Last but not least gibt es Händler. Über einen neutralen Hafen oder Handelspunkt könnt ihr mit drei Händlertypen (Straßenhändler/Geschäftsmann/Handelsmann) die wirtschaftlichen Siegpunkte und einzigartige Rohstoffdeals anstreben. Diese illustren Gestalten werbt ihr im Handelsposten gegen Kleidung/Juwelen an - ähnlich kommen die Geistlichen ins Spiel. Der Handelsfortschritt erfolgt auf einer "stilechten Weltkarte", auf der ihr bestimmte zusammenhängende Routen entdecken/besetzen könnt, für die jeweils eine bestimmte Zahl von Händlern nötig ist, um sie zu erschließen. Selbstverständlich erhaltet ihr damit Zugriff auf die dort gehandelten Waren, wie z.B. Gold gegen Stein. Bestimmte Technologien bzw. Handelsrouten werden ebenfalls mit Prestigepunkten honoriert. 

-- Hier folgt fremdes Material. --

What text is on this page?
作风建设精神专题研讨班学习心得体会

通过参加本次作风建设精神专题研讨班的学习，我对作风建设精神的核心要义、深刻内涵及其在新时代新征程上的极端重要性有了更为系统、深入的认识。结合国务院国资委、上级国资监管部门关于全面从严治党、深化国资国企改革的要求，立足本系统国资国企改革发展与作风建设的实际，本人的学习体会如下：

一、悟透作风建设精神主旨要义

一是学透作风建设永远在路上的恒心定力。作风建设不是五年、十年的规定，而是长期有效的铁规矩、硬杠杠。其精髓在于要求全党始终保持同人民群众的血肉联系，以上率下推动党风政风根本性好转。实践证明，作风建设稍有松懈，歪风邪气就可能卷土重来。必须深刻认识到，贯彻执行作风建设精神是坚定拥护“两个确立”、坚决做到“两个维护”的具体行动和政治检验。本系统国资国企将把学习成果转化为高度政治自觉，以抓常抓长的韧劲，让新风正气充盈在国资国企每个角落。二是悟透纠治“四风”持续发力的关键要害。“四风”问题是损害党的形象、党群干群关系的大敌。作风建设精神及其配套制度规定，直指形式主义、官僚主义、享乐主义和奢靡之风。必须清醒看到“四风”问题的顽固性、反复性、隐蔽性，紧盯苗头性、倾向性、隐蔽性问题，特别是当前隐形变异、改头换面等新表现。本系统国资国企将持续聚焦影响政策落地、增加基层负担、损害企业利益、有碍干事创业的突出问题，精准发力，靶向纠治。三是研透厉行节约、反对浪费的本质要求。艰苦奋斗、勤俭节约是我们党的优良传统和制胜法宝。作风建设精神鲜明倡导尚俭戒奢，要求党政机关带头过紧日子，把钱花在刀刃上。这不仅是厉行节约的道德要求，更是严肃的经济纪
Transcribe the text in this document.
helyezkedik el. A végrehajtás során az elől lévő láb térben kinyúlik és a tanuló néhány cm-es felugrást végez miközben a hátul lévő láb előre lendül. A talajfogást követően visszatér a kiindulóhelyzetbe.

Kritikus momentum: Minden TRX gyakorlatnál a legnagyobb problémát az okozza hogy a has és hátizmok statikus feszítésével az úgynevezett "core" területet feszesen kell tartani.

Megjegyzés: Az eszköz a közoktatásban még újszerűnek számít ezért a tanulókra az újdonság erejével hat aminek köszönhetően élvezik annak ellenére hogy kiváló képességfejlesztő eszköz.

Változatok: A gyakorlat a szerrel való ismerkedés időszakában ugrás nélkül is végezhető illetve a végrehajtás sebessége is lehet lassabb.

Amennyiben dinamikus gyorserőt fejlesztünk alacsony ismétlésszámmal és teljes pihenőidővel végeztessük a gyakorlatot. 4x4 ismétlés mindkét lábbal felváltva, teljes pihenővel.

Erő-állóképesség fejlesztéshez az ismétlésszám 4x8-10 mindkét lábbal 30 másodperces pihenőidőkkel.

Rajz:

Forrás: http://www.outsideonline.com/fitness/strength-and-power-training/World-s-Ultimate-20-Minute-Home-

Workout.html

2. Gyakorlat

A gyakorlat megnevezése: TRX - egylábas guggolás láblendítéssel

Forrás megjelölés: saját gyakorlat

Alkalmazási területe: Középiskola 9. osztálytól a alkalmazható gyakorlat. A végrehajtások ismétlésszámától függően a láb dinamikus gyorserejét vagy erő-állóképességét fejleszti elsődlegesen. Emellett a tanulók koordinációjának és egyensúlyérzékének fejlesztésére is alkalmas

Okay, dies sind also drei Möglichkeiten, mit denen ihr Siegpunkte anhäufen könnt. Pro Karte/Mission gibt es ein bestimmtes Limit, das ein Spieler erreichen muss. Wer als erster diese Marke übersprungen hat, ist der Sieger, egal ob militärisch, technologisch oder wirtschaftlich. So gibt es Siegpunkte für spezielle Technologien, Handelsrouten, aber auch für Erfolge wie "25 Gold Vorsprung vor den Gegnern", "20 Soldaten mehr als die Konkurrenten" oder "drei Sektoren mehr". Es gibt Siegpunkte, die euch dauerhaft gehören ("wer zuerst kommt mahlt zuerst") und andere Punkte, um die ihr euch mit Anderen ständig die Köpfe einhaut.

Siegpunkte

Die Hardwareanforderungen der farbenfrohen, mit vielen kleinen Details und hübschen Animationen versehenen 3D-Welt sollen trotz neuer Grafiktechnologien niedrig ausfallen. Die Entwickler haben es sich zum Ziel gesetzt, dass eine GeForce 8800 (alle Details) die Darstellung von 20 Bilder pro Sekunde schafft.
 Wie es gerade um die Siegpunkte steht, also welche Person momentan wie viele hat, wird an der rechten Bildschirmseite angezeigt und im Siegpunkte-Menü könnt ihr nachschauen, welcher Gegner wo Punkte erreicht hat, wie die Rangfolge aussieht und wo es eng werden könnte. Hat ein Spieler die vorher festgelegte und für einen Sieg erforderliche Punktezahl erreicht, startet ein "globaler Countdown". Die anderen Spieler haben fortan eine Gnadenfrist, um ihm den Sieg abspenstig zu machen, vor allem im Mehrspieler-Modus könnte es wohl zu spontanen Bündnissen gegen den Übermächtigen kommen...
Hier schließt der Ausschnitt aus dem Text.